[A quick disclaimer, I have played soccer all my life, am a devoted fan of the sport (and pretty good judge of teams - see my amazingly insightful prediction of Spanish success in the European Championship in June) and personally would welcome an MLS team in Portland.]
There has been quite a bit of economic research on the effects of new stadia and new teams and the results are in general agreement that there is little measurable net positive impact of teams and stadia to overall investment or economic activity. This research has done a lot to change the public debate about such projects, ten years ago, you would probably have heard about stadia being economic engines driving the city forward. Now, there is little in the way of overblown promises about being a boon to overall economic activity and, I think, Paulson and the City of Portland are to be commended in keeping the rhetoric subdued: with reasonable patronage, the teams could service the debt. Portland would carry the risk and the reward is an MLS team and a nicer place to watch baseball.
Though overall investment and economic activity are not seen to be increased by stadia construction, there is some agreement that such projects can serve as focal points for investment. In other words they can attract investment to an area that might not otherwise see it. This comes form the fact that there are positive externalities that comes from gathering people together in new or improved stadia: you bring custom to areas that would not normally see it. This custom is not totally captured by the teams themselves and thus there is a positive benefit that can be captured by those interested in opening up shops, restaurants, bars and even new housing.
Anecdotally, Denver is a good example of this. Before Coors field, Lower Downtown in Denver was a run-down warehouse district, with the new ball park it is now a thriving entertainment and shopping district and many, many new apartment projects have sprung up around the park advertising their proximity to the park and the district. [A caveat: we will never know the counter-factual - would LoDo have had the same renaissance without the stadium? This problem plagues economic research and we do the best we can to try and deal with it, but all of this evidence on the impact of stadiums is, at best, strongly suggestive.]

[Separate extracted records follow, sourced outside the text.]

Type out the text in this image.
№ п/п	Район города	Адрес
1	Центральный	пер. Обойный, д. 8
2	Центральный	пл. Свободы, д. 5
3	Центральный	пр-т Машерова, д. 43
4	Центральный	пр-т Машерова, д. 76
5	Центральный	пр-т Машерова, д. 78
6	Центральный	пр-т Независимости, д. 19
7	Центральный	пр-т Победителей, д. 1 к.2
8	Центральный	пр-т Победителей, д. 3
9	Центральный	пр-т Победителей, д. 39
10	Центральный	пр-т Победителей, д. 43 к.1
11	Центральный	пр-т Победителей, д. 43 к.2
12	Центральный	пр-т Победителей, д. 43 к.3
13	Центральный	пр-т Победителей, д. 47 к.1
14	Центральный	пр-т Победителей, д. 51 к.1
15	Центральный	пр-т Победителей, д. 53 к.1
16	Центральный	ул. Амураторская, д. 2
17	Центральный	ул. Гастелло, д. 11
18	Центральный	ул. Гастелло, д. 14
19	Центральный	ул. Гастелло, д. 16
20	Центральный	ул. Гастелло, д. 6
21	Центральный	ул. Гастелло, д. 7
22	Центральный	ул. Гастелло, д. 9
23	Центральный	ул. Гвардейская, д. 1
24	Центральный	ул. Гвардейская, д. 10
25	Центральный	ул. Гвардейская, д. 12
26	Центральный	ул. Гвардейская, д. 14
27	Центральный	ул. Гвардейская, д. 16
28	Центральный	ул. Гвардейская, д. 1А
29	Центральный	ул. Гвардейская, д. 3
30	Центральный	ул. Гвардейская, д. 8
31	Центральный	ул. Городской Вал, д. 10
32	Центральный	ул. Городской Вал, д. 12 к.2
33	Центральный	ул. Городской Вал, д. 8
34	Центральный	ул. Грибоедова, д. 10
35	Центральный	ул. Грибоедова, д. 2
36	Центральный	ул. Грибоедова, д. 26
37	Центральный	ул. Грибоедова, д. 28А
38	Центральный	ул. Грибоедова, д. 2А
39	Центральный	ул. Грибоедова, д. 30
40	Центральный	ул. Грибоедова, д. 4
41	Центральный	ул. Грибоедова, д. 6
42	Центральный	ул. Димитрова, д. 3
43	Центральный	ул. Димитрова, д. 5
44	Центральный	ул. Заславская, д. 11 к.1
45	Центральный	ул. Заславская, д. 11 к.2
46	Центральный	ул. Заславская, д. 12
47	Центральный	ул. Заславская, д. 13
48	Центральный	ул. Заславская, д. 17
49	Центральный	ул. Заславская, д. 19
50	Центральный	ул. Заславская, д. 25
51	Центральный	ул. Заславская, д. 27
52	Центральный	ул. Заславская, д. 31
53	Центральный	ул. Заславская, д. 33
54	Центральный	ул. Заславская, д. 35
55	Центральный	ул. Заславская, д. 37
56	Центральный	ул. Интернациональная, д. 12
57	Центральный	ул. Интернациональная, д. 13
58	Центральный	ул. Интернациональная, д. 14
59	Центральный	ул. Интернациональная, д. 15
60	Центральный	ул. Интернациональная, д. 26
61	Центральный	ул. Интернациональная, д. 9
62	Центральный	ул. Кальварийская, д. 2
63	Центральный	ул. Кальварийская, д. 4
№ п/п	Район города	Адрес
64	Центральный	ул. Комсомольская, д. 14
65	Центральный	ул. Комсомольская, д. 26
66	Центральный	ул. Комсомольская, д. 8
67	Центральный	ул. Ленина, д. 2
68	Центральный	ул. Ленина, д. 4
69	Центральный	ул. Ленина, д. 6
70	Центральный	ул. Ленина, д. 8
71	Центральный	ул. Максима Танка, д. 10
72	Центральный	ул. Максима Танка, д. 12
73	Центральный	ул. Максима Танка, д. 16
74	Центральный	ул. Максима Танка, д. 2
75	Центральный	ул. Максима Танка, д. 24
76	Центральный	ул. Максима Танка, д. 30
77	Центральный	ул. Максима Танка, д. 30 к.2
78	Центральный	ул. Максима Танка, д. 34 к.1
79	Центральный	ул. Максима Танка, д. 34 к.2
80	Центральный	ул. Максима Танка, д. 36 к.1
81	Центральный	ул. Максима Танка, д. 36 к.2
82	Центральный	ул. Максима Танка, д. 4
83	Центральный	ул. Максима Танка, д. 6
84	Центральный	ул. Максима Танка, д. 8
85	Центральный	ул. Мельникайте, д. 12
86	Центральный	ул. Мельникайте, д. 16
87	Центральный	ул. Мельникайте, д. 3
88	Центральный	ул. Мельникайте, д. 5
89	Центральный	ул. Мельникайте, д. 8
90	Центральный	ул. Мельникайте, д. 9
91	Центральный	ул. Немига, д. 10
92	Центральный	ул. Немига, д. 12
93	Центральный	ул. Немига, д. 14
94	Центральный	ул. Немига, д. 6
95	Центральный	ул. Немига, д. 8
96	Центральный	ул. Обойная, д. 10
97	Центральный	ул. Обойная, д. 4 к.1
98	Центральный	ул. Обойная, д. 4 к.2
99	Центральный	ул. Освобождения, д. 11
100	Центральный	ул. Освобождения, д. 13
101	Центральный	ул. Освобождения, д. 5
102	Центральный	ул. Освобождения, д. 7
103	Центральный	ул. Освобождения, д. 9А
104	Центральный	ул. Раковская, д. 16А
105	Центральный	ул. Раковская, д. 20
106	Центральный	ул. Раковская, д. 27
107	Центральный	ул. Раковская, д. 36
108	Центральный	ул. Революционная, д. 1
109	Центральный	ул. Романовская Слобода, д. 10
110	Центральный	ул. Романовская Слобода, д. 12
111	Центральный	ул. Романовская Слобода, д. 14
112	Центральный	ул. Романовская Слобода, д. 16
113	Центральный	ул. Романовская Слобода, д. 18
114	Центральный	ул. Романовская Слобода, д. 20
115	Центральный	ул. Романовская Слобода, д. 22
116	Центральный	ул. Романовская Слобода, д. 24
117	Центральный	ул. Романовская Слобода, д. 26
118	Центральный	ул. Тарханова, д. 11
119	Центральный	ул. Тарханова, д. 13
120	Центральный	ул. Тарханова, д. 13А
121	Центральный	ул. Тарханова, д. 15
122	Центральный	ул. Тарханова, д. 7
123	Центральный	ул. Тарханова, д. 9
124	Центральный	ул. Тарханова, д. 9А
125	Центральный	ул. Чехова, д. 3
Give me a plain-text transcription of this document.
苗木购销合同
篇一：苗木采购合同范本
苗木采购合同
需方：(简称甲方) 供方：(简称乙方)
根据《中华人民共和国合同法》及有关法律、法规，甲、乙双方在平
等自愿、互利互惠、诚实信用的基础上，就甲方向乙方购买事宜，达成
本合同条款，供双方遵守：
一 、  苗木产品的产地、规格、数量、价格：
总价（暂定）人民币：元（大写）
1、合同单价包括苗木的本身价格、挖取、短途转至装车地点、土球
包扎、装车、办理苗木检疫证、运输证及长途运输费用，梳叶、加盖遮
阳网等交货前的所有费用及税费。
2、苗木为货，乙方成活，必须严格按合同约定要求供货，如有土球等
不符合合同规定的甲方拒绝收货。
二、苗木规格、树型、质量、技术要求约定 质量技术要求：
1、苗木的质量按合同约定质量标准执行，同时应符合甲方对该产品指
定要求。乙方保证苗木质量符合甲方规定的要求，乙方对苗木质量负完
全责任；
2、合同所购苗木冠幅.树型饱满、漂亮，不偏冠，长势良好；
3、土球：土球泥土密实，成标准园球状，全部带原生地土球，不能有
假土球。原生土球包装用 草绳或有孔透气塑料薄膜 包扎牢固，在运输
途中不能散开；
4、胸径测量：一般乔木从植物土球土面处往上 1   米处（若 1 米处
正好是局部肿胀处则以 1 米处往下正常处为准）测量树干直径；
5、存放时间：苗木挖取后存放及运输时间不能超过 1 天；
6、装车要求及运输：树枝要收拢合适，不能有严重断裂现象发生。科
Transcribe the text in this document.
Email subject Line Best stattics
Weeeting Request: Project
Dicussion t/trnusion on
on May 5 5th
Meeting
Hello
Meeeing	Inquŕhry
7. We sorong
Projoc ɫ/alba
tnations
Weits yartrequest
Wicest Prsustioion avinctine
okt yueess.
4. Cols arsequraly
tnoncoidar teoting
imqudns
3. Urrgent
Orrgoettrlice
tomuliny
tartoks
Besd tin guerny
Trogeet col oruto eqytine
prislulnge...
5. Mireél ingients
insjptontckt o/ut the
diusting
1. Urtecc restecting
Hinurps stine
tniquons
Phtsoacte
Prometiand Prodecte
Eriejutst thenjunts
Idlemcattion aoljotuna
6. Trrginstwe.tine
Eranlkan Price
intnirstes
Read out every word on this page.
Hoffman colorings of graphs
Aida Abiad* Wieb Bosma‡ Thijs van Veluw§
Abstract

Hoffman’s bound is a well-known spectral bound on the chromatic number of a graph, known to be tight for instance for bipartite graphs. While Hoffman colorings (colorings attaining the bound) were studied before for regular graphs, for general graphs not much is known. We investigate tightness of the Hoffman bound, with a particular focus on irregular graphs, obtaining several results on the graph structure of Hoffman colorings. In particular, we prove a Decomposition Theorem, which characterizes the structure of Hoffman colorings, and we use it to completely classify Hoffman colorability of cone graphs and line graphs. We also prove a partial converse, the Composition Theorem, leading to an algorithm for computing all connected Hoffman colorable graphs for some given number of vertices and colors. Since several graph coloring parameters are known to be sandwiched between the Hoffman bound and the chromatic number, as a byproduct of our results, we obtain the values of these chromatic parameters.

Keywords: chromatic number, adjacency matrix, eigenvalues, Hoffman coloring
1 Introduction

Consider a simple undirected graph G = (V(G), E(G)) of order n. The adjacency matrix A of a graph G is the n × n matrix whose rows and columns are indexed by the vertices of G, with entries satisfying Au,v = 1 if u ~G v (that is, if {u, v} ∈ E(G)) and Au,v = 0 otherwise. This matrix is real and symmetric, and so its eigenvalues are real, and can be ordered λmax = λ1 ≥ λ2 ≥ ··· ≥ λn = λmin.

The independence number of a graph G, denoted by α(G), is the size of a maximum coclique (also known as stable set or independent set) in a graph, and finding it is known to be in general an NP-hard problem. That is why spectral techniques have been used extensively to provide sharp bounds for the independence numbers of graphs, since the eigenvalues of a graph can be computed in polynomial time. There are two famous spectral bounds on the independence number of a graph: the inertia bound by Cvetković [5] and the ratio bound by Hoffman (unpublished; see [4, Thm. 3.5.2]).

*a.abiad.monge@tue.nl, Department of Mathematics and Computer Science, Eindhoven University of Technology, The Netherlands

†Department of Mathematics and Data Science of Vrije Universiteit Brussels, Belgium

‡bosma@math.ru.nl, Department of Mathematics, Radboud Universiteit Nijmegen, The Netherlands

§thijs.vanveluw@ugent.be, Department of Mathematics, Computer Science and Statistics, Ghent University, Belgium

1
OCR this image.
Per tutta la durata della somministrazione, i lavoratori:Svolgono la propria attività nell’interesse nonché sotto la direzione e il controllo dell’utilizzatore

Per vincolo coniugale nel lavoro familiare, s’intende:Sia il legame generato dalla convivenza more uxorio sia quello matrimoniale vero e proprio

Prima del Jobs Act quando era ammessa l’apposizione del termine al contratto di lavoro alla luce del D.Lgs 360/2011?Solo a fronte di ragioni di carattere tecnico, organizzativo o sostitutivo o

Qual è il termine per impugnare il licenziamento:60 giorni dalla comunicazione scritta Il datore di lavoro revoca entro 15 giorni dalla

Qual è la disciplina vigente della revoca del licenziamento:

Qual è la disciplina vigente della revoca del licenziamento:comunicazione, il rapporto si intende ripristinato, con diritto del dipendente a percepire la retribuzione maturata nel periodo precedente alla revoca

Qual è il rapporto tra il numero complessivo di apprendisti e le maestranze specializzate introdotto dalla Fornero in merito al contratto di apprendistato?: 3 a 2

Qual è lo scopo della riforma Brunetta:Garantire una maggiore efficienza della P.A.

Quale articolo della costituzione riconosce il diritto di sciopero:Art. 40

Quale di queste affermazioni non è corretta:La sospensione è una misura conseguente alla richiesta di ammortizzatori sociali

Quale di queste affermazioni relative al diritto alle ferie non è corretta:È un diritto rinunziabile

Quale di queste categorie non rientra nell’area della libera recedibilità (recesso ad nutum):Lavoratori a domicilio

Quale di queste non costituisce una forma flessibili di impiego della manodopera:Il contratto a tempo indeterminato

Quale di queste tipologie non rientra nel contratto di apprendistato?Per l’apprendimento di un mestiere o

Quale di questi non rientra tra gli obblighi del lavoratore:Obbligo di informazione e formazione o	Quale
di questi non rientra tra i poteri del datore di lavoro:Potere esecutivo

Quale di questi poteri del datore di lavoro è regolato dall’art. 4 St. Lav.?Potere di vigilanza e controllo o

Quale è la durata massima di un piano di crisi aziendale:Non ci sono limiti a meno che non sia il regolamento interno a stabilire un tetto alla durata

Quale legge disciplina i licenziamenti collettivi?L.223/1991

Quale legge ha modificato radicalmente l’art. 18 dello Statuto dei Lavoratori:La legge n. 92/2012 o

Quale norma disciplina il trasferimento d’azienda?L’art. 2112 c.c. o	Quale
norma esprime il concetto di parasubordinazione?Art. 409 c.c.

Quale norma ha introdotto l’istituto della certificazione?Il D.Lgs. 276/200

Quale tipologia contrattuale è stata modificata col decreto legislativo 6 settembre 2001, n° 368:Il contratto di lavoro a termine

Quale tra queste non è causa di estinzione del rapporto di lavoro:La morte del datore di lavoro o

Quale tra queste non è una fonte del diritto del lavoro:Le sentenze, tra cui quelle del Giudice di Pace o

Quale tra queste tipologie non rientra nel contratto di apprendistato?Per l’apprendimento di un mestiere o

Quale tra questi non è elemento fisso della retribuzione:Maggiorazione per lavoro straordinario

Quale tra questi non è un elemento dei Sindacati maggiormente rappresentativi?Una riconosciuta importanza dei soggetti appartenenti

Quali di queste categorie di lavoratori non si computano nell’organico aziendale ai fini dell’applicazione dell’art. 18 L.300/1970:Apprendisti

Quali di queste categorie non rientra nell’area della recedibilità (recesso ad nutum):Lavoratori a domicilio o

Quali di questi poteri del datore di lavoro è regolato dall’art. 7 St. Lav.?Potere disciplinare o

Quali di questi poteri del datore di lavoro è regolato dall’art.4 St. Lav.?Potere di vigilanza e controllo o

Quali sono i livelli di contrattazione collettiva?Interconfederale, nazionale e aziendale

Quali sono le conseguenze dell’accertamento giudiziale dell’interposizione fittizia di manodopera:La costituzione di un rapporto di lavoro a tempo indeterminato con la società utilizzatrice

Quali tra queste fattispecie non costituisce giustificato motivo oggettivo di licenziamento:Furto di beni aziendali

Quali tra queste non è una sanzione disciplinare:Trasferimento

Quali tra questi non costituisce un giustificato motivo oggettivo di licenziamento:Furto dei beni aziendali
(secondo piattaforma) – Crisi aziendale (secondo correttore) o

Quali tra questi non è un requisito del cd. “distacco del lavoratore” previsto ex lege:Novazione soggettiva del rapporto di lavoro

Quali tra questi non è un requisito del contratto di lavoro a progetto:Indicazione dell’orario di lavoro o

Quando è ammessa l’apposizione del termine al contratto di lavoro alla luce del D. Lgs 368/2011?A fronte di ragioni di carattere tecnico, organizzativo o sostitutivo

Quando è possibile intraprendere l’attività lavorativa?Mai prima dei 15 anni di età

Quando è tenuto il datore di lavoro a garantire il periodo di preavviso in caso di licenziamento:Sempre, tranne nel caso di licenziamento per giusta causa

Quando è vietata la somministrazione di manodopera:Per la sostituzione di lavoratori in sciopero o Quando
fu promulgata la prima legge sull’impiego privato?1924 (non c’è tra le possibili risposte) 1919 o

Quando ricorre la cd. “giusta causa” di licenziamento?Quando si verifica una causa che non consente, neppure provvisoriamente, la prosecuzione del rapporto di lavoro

So, while there does not seem to be evidence of overall increases in economic activity (e.g., we should not expect the Portland tax revenue to increase), it is reasonable to talk about creating a focal point for local investment. Whether the small minor-league park envisioned for Lents is enough to drive enough investment to really create a change in the area is an open question, but I suspect so (it will also, hopefully, be small enough to avoid the other side of the externality: noise, trash and traffic). Open to debate, however, is whether there is another way to create a self-funded way to create a focal point (e.g., BIDs).
So is it a good idea? Well, people derive happiness from having sports and cultural attractions (we often see survey evidence of such attractions being a prime reason people choose to live where they do) but it is a very hard thing to measure. The point is that the benefits of having sports teams is more than just the measurable economic activity that they create, but the utility people derive from their presence. Whether it is worth the risk to the City of Portland to finance the stadium projects ultimately depends on how much these sporting attractions matter to Portland residents.
The Oregonian also published today an Op-Ed piece that argued that the City should not invest in stadia but rather green jobs. In it the author points out, rightly, that there is no evidence of overall net increases in economic activity or tax revenues from such investments, but wrongly suggests that we should, therefore, expect no local investment in Lents. These two things are not the same. What is worse is that the author presents a false dichotomy: invest the $75 million in energy improvements for housing. I have nothing against such a proposal in principle - but it has very little to do with the sports stadium proposal. The $75 million for stadia is intended to be self-funded, the green housing proposal is not self-funded. The fact that the city would borrow $75 million could impact their ability to raise more funds as cheaply in the future, but should not prevent them from investing in green housing or other such proposals in any significant way.